My interest was aroused and I wanted to read
all these 6 novels and searched bookshops in Hyderabad, but couldn’t find a
single novel from this list. I was not comfortable
with online shopping because I was terribly scared of using my debit card for
online purchases, but I had to try. At
that time Indiaplaza was a leading online bookstore in India. I visited the site and saw that they had four
of these 6 books. The way I shopped
online was a tedious affair as I look back now.
I placed the order, then wrote out a cheque, sent it by courier, waited
for the cheque to be ‘realised,’ and then the books would be dispatched and
delivered. It took around 15 days for
the whole process. The Interpretation of Murder, The Poe Shadow, The Thirteenth Tale;
and The Book of Air and Shadow were
delivered and I started reading them one by one. Each novel was different and offered
differing thrills.
The Interpretation of Murder ties in Freud’s actual visit to New York 1909 to a fictional
murder that tests his skills. Freud
starts applying his theories to try and recover the memory of one of the
survivors. But it is not as easy because
there is a lot of interference. New York
itself becomes a character, the dark places of the city resembling the dark
recesses of the human mind that Freud attempts to access in order to solve the
murder.
I remember picking up Mathew
Pearl’s The Poe Shadow to read next.
An ardent admirer of Poe, Quentin Clark, embarks on a crusade to find
out the truth behind Poe’s death. In
trying to uncover this mystery, Clark finds himself confronted with
‘international political agents, a female assassin, slave trade, and lost
secrets of Poe’s final hours.’ For some
reason, it turned out to be a tedious read for me and it took me three months
to finish reading it and by that time, I had lost lots of links in between and
somehow stumbled across the finishing line.
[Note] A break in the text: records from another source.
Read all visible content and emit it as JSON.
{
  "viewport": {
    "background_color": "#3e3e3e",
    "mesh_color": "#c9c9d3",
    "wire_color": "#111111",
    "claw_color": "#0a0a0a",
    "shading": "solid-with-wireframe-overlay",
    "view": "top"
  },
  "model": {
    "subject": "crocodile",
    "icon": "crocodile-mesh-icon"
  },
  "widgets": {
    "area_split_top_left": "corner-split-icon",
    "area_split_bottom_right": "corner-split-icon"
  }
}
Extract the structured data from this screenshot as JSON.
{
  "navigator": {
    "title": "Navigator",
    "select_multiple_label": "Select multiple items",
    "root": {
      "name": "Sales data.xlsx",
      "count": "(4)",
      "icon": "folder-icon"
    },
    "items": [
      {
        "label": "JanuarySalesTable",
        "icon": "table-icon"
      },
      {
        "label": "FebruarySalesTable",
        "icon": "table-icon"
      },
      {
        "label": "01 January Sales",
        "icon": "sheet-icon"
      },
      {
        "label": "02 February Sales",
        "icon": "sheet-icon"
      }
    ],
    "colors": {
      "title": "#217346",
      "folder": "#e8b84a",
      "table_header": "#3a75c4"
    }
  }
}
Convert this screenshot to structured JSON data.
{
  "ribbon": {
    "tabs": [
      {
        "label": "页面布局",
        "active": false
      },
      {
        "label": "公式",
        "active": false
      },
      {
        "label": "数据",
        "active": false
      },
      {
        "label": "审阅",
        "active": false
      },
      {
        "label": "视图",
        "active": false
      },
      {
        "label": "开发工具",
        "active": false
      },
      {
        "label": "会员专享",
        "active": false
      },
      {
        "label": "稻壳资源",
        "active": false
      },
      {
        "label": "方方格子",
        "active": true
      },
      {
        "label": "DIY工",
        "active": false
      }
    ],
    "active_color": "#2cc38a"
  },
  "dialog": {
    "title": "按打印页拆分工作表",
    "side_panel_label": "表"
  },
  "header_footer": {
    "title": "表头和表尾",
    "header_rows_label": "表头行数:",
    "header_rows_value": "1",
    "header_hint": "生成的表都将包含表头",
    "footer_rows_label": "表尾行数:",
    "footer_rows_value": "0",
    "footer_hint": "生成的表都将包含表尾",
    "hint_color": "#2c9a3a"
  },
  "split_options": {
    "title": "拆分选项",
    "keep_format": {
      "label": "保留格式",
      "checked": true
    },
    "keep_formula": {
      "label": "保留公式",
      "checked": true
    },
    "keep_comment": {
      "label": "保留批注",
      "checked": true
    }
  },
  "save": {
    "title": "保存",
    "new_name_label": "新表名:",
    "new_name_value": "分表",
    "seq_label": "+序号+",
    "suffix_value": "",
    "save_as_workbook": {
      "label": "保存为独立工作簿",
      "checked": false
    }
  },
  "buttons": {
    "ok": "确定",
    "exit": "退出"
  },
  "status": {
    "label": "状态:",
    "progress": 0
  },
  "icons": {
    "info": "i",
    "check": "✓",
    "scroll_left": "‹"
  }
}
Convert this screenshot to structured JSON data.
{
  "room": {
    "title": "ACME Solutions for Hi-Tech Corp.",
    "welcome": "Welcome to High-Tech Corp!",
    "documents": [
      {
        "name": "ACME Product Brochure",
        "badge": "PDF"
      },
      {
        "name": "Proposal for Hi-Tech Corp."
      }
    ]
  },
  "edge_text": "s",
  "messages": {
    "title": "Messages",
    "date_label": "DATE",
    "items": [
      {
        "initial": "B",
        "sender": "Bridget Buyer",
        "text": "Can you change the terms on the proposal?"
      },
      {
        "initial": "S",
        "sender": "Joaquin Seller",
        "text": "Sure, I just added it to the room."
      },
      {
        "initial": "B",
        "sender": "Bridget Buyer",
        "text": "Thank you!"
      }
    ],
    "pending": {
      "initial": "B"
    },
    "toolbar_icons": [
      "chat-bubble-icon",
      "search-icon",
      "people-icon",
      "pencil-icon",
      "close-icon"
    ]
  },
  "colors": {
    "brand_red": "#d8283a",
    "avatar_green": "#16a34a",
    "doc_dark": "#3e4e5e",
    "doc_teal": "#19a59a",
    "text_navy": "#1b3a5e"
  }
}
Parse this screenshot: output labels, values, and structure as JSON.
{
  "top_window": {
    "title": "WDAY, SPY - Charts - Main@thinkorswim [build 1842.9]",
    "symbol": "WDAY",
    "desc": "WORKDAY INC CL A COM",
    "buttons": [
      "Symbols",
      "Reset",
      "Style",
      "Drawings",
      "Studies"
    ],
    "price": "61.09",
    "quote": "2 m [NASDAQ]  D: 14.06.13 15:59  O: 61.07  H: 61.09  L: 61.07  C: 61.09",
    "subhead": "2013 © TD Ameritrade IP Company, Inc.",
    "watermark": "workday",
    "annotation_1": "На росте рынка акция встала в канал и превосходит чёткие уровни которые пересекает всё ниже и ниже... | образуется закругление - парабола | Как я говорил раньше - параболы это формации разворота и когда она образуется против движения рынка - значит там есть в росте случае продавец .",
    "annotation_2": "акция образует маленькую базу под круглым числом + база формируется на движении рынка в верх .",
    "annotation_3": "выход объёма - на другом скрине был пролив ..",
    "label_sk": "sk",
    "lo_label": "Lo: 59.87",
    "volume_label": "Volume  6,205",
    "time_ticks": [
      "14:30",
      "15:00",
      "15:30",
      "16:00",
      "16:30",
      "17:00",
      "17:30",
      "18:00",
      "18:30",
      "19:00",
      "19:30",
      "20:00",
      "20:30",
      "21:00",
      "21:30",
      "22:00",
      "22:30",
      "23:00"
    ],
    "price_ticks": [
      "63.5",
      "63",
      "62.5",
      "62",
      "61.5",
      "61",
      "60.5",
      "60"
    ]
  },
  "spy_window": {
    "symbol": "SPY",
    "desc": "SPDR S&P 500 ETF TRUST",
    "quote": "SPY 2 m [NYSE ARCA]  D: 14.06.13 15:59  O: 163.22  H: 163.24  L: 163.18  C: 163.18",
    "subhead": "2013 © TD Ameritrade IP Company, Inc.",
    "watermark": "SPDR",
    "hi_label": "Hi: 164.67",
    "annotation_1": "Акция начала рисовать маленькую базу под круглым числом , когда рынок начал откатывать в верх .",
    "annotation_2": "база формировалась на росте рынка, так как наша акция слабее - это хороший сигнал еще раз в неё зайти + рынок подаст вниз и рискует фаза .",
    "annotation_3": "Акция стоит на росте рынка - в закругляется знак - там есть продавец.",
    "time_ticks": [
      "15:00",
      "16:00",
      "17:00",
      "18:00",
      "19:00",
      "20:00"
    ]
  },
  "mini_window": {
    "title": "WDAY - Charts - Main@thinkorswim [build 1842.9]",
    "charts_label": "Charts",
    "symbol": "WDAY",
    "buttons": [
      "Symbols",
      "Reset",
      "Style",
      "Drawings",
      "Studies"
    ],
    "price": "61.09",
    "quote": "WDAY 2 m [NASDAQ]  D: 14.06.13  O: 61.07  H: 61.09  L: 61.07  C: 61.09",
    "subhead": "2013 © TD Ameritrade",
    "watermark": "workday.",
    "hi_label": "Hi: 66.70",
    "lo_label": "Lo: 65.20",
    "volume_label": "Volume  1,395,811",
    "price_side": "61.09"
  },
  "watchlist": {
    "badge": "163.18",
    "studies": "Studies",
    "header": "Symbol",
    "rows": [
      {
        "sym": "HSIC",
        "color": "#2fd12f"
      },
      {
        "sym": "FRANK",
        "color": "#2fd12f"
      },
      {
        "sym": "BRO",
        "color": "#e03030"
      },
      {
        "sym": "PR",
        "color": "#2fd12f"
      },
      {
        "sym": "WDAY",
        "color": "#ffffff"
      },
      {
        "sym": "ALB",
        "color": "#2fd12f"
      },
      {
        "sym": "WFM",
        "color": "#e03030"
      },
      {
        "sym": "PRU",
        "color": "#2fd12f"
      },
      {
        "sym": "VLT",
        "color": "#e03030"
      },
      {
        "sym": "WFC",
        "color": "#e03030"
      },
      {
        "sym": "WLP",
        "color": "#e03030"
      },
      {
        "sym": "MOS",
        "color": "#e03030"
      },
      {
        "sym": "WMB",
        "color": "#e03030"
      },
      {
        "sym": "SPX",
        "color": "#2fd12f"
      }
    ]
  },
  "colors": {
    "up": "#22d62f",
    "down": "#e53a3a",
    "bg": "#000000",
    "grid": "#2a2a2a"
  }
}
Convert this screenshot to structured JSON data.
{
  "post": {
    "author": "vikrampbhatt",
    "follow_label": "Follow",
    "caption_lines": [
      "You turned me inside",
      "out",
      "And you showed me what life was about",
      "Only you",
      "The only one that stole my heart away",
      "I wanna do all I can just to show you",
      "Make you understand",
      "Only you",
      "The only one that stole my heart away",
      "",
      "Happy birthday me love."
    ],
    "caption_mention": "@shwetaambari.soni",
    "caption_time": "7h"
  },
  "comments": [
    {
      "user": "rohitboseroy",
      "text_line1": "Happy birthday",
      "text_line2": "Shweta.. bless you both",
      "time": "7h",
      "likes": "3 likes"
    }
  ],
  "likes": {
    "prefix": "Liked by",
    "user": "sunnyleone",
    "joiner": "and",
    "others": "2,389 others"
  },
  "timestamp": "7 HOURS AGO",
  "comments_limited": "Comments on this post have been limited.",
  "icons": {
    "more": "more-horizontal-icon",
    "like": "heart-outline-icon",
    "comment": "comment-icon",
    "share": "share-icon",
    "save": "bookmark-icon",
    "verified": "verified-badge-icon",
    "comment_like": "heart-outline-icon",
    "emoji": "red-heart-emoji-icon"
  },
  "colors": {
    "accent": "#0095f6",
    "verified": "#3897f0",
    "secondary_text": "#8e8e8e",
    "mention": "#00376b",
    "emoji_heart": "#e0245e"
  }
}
I don’t know why it happened, maybe because I didn’t know much about
Poe. Now, I feel I should revisit the
book and read it again.
3 comments:
I bought "The Interpretation of Murder" after reading the post. It arrives tomorrow. Thanks for the post
Hi, received 'The Interpretation of Murder' already? Thanks for visiting my blog and it gives me a high to think that my post influenced you ... ha ha ha ... hope you find the book interesting enough ...
Yes. Read it and it was kind of alright, I loved the premise, the setup, the historical aspect and the idea to have real people in a fiction, but ultimately the story is no great shakes and a bit too lengthy. Having no idea about Freud's works didn't help.